Energy regulation has been subverted to facilitate these inefficiencies and to award excessively high revenues that subsidise expansion by the ESB and Bord Gáis into other areas both in Ireland and abroad. The reductio ad absurdum was probably reached with the foray by Bord Gáis into the electricity market: all gas consumers are being penalised to subsidise supply to the much smaller number that switch to Bord Gáis. But, of course, this was greeted as evidence that competition is taking hold in the market.
This naïve belief in “competition” as a panacea for all ills would be touching and charming if it were not so costly for households and businesses. And this naïve belief, unfortunately, is shared by the European Commission and there appears to be a limited appreciation of the genuinely competitive market structures and arrangements that are required to secure investment in specific, long-life assets and to generate benefits, ultimately, for consumers. In Ireland’s case it has led to a policy-decision to reduce the ESB’s share of the generation market on the island to no more than 40%, irrespective of the costs that will be incurred or the fact that this will limit the ESB’s ability to compete in the increasingly integrated regional markets within the EU.

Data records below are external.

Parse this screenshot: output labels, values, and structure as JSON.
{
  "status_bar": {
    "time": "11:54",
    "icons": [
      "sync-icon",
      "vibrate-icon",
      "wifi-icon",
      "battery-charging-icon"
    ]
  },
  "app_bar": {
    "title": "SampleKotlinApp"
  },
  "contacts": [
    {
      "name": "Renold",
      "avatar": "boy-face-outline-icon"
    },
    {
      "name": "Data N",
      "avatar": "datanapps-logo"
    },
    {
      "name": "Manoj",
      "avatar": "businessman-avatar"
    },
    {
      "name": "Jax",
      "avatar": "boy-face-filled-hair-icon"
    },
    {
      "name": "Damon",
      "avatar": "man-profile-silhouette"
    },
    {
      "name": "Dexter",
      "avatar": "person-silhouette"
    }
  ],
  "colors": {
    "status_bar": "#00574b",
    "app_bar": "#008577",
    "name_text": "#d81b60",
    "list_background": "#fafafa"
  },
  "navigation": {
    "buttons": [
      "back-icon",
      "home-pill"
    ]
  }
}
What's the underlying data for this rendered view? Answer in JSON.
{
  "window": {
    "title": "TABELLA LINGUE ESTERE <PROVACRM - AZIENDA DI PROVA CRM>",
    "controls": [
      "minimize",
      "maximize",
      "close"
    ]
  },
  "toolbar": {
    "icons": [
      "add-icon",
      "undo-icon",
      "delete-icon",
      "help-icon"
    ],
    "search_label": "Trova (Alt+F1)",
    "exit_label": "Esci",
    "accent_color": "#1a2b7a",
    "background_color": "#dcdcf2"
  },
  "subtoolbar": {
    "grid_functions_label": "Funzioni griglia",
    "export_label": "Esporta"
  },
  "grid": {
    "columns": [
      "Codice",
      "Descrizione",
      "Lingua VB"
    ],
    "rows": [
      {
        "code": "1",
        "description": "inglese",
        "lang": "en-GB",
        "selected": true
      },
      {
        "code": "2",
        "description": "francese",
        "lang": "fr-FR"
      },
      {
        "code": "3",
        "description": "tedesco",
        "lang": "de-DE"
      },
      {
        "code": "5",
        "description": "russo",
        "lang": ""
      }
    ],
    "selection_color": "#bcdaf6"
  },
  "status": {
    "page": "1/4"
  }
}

It is possible to estimate the cumulative effect of these failings as comprising €300 – 400 million of the total of the annual bills for electricity and gas. The challenge is to strip out as much of these additional and unjustified costs as possible.
The simplest and most effective approach is to fully separate the network and supply businesses, possibly merge the ESB and Bord Gáis generation and supply businesses and sell the resulting 3 (or 4) businesses via trade sales. It should be possible to generate in excess of €6 billion. The contested market values of the networks are likely to be higher than the current book values, but below the artificially inflated regulatory values which will lead to lower network revenues and lower final prices.
There is a strong case for pursuing a similar approach, though with a different mix of competition in and for the market and an innovative approach to the requirement for subsidy, in the transport sector. The existing water and waste water activities of the local authority providers could be extracted, merged into a number of regional businesses, sold off and made subject to regulation. Conversely, state investment may be required in Eircom (in collaboration with the new ownership structure) to leverage an accelerated development of its network and activities.
And regulation of these sectors should be combined in a single, suitably empowered, regulatory body.
It is probably futile to attempt to demolish the usual arguments about the importance of public ownership of “strategic assets”, the need to preserve and fatten-up “national champions” (such as the ESB), the losses that would be incurred in a “fire-sale” of national assts, the anti-privatisation “lessons” of the Eircom debacle and the malign impact of carpet-bagging, asset-stripping private equity ghouls, but these arguments should be seen for what they are: spurious, self-serving and woolly. When one surveys the costly, inefficient mess that state ownership and direction has created it is difficult to believe that private sector investment and participation, subject to effective policy and regulatory control, would be worse.